Treating a cause as a factor whose presence makes the end result more likely to occur than if it were absent, #3 "declines in mortgage underwriting standards" was definitely a cause.
The full article suggests quite strongly that underwriting standards started low and just went lower and lower until the tide of home prices receded and everyone got to see who was swimming naked.
On an unrelated note, the section dealing with the CRA is pretty worthless. Not that any of their conclusions are necessarily wrong, but the proof offered is more than lacking. Looking at where CRA loans might have been originated instead of where they actually were reveals nothing. Obviously low to moderate income neighborhoods where CRA loans might have been made would have higher default rates along with the declining mortgage underwriting standards that led to more and more loans in such areas (and other areas to a lesser extent).
But if the mortgages were not issued by a GSE or CRA-regged institution, what does that say about the CRA? And the idea that looking at the spread between the income level of the loans and of the greater statistical metropolitan area will isolate loans originated to help CRA compliance just assumes what the section intends to prove.
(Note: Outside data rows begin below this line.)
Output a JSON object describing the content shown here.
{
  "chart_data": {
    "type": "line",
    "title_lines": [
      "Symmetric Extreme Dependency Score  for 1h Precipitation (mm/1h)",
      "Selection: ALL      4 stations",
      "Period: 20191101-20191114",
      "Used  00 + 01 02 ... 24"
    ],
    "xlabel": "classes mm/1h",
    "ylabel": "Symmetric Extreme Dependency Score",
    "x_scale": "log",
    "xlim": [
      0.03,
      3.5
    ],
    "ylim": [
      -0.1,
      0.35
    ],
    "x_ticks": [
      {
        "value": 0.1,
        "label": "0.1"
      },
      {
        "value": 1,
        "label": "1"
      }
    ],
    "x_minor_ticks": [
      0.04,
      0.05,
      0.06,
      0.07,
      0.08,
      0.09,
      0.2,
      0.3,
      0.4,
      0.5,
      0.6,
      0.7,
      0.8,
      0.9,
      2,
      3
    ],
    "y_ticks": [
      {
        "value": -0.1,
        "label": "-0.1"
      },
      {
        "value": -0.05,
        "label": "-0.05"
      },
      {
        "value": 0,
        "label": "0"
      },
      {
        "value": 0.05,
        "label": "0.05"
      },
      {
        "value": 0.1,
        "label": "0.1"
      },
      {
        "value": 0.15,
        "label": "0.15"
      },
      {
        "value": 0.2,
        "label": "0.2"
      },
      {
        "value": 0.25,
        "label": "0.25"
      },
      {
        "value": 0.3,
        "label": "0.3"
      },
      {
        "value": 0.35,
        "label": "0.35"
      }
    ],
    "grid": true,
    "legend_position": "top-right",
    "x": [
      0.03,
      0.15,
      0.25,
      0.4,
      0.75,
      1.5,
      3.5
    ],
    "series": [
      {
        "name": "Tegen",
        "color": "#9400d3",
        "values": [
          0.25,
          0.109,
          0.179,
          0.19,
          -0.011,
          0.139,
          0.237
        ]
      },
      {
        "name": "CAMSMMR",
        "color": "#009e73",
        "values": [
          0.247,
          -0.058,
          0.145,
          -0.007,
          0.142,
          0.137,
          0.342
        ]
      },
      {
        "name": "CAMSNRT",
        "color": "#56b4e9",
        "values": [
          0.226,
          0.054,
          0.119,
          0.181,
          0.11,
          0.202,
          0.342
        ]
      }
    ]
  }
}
Reasons exist, but it makes no sense to attribute this difference to the CRA while the entire rest of the article documents widespread declines in originating standards in all areas and income levels. The paper clearly shows originators/securitizeres looking for ways to deliver more loans and at higher yields to investors at the same time as the number of un-mortgaged potential customers and their demand for loans grew smaller and smaller. So they went harder after low income borrowers that should have never gotten loans in the first place. Does it follow that the CRA caused them to do this? Hardly.